Durante muchos años, la señora Leo, la primera reina de la chicha, fue la cara de este evento, poco a poco Ángela Alarcón pasó a serlo. El puesto de venta de ella -que en realidad era la representación familiar- siempre estaba lleno. Incluso, me comenta entre risas, alguna vez vendió la botella de chicha destinada para los jurados del evento.

—Los festivales son lo máximo —me dice con una gran sonrisa.

—¿Por qué? — preguntó, aunque sé que hay múltiples razones, de las que conozco varias.

—Es un día lleno de adrenalina. Está mi familia, mis hijos me ayudan. No hemos llegado ni a organizar el puesto y eso ya está lleno de personas esperando su totuma de chicha— responde Ángela.

Desafortunadamente, el apoyo económico por parte del Estado disminuyó considerablemente en los últimos años. Y en la pandemia, el festival de la chicha en el barrio La Concordia no se ha podido llevar a cabo. Este año parecía que se realizaría. El 12 de octubre sería la fecha, como lo ha sido la mayoría de los años; sin embargo, por razones bastante imprecisas y cuestionables, se tuvo que hacer una primera reprogramación para noviembre. No obstante, esta fecha también se tuvo que postergar.

***

—Yo acepto la corona y el premio porque los necesito, pero la que me enseñó fue Ángela Alarcón.

En 2017, esto fue lo que dijo la ganadora del festival de verano de Puerta Gaitán en el discurso de premiación a la mejor chicha del festival. Este fue la primera vez que Ángela iba a un concurso de chicha fuera de Bogotá. Era la invitada de honor.

—A veces es bueno dejar ganar a otras personas— entre risas me dijo Ángela.

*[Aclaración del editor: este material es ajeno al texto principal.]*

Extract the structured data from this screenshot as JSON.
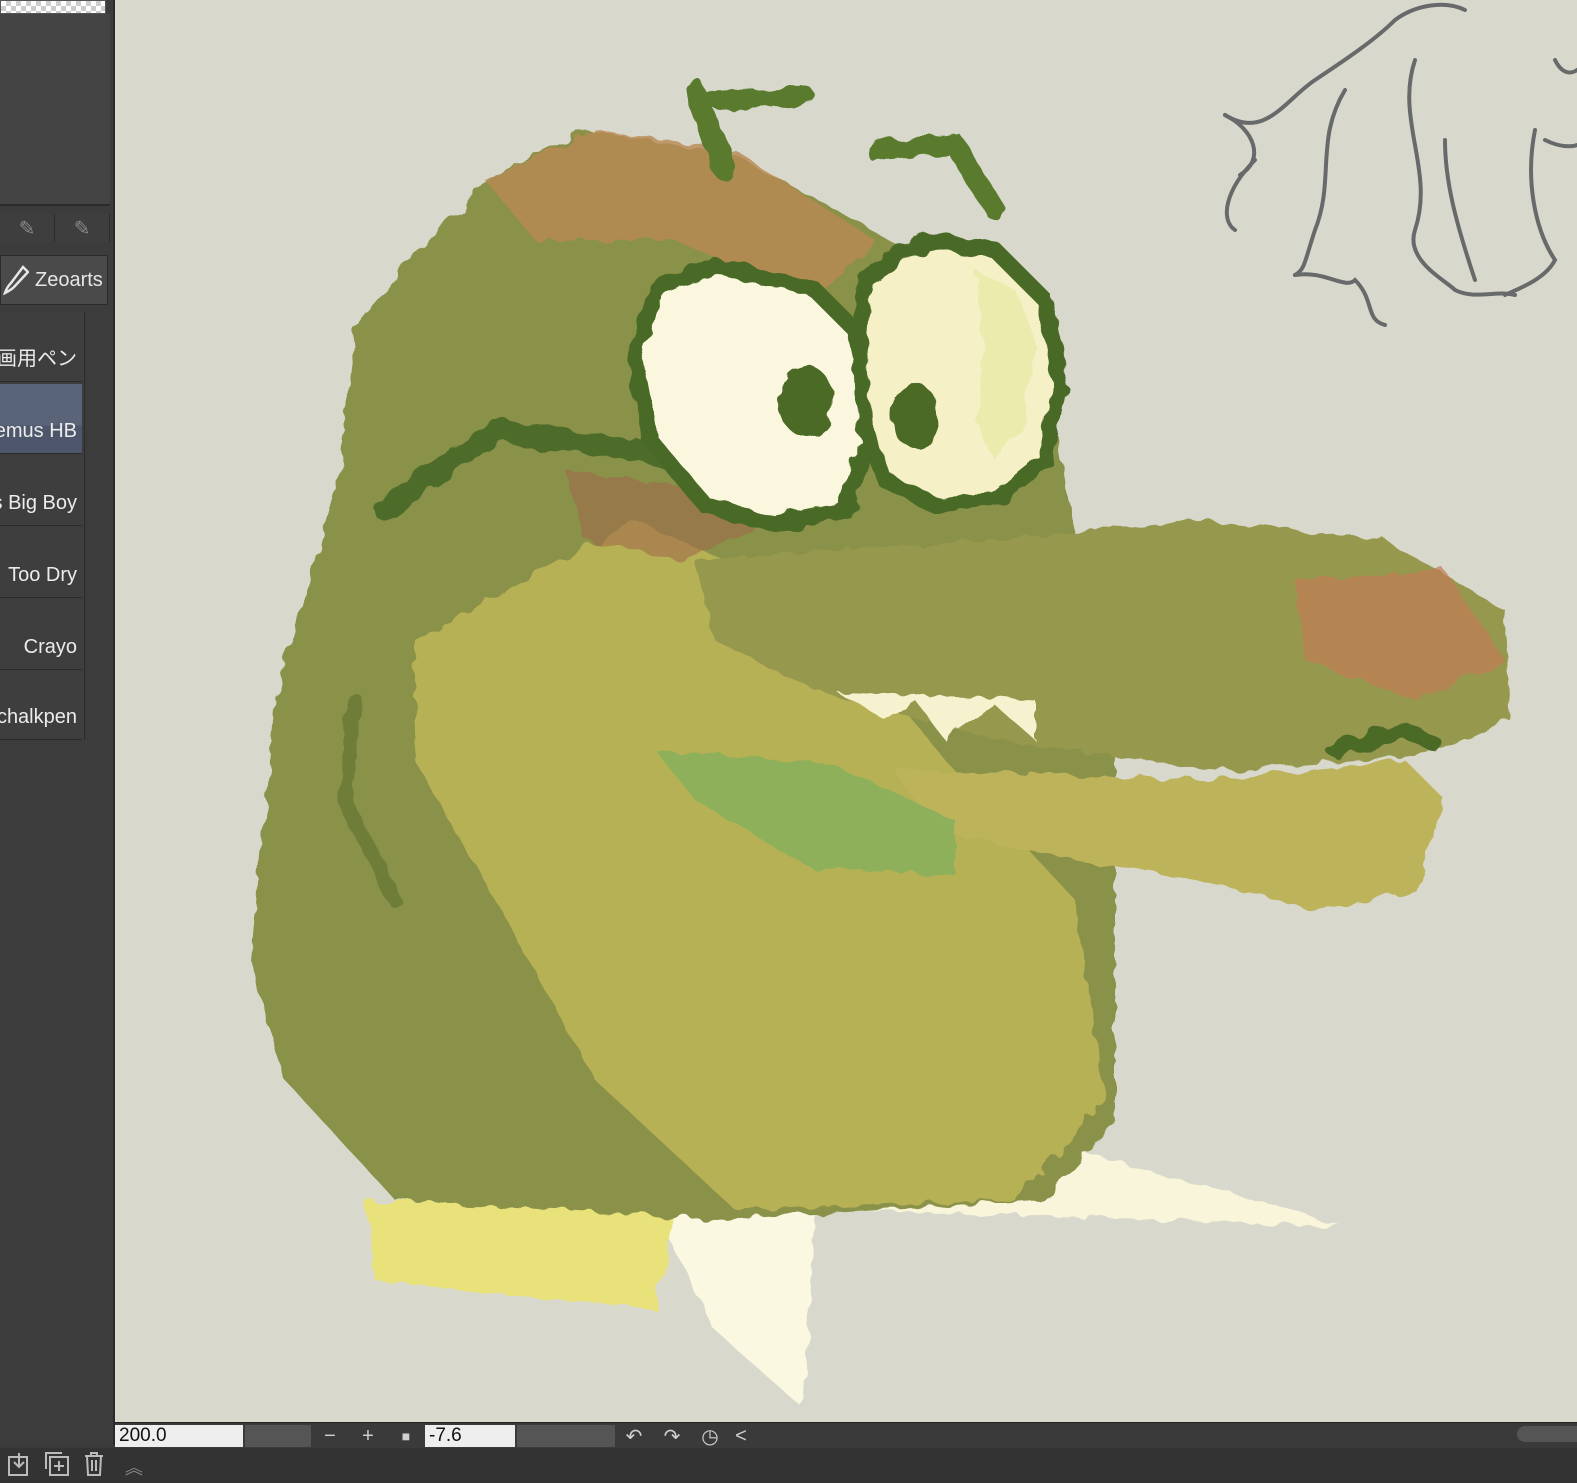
{
  "brush_set": {
    "label": "Zeoarts"
  },
  "brush_list": {
    "items": [
      {
        "label": "画用ペン",
        "selected": false
      },
      {
        "label": "emus HB",
        "selected": true
      },
      {
        "label": "s Big Boy",
        "selected": false
      },
      {
        "label": "Too Dry",
        "selected": false
      },
      {
        "label": "Crayo",
        "selected": false
      },
      {
        "label": "chalkpen",
        "selected": false
      }
    ]
  },
  "statusbar": {
    "zoom_value": "200.0",
    "rotation_value": "-7.6",
    "zoom_out_label": "−",
    "zoom_in_label": "+",
    "fit_label": "■",
    "collapse_label": "<"
  },
  "colors": {
    "canvas_bg": "#d8d9cc",
    "selection": "#5a6478",
    "panel_bg": "#3c3c3c"
  }
}
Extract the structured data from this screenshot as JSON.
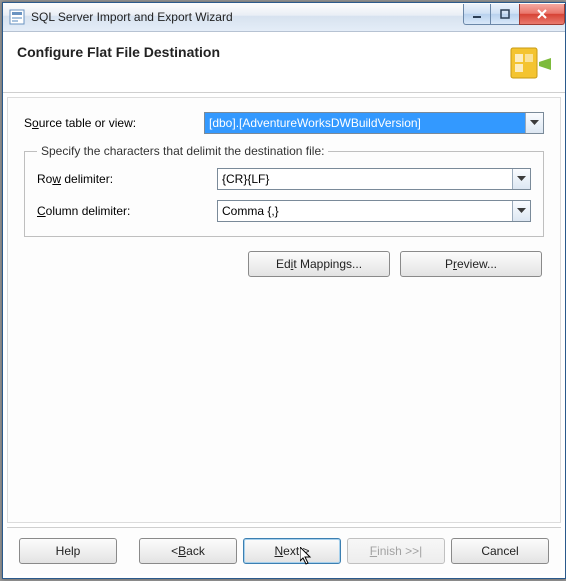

La influencia de Ángela en la conservación de las chichas y sus tradiciones ha sido inmensa, difícil de calcular, pero suficiente para ser valorada. Ha ganado en todos los concursos en los que ha participado, siempre manteniendo un respeto hacía las demás personas que participan en los festivales, incluso cuando pueden existir diferencias sobre la comprensión que se tiene sobre la chicha. También sabe que aún hay mucho por hacer, pero actúa para lograrlo. Por mantener una tradición y por ser recordada.

En un momento de nuestro último encuentro hasta entonces, Ángela Alarcón, la reina de la chicha, me entregó su tarjeta, con sus redes sociales y número de contacto. Su mano se estiró mientras afirmó:

—Acá estamos y acá seguiremos, más vigentes que nunca.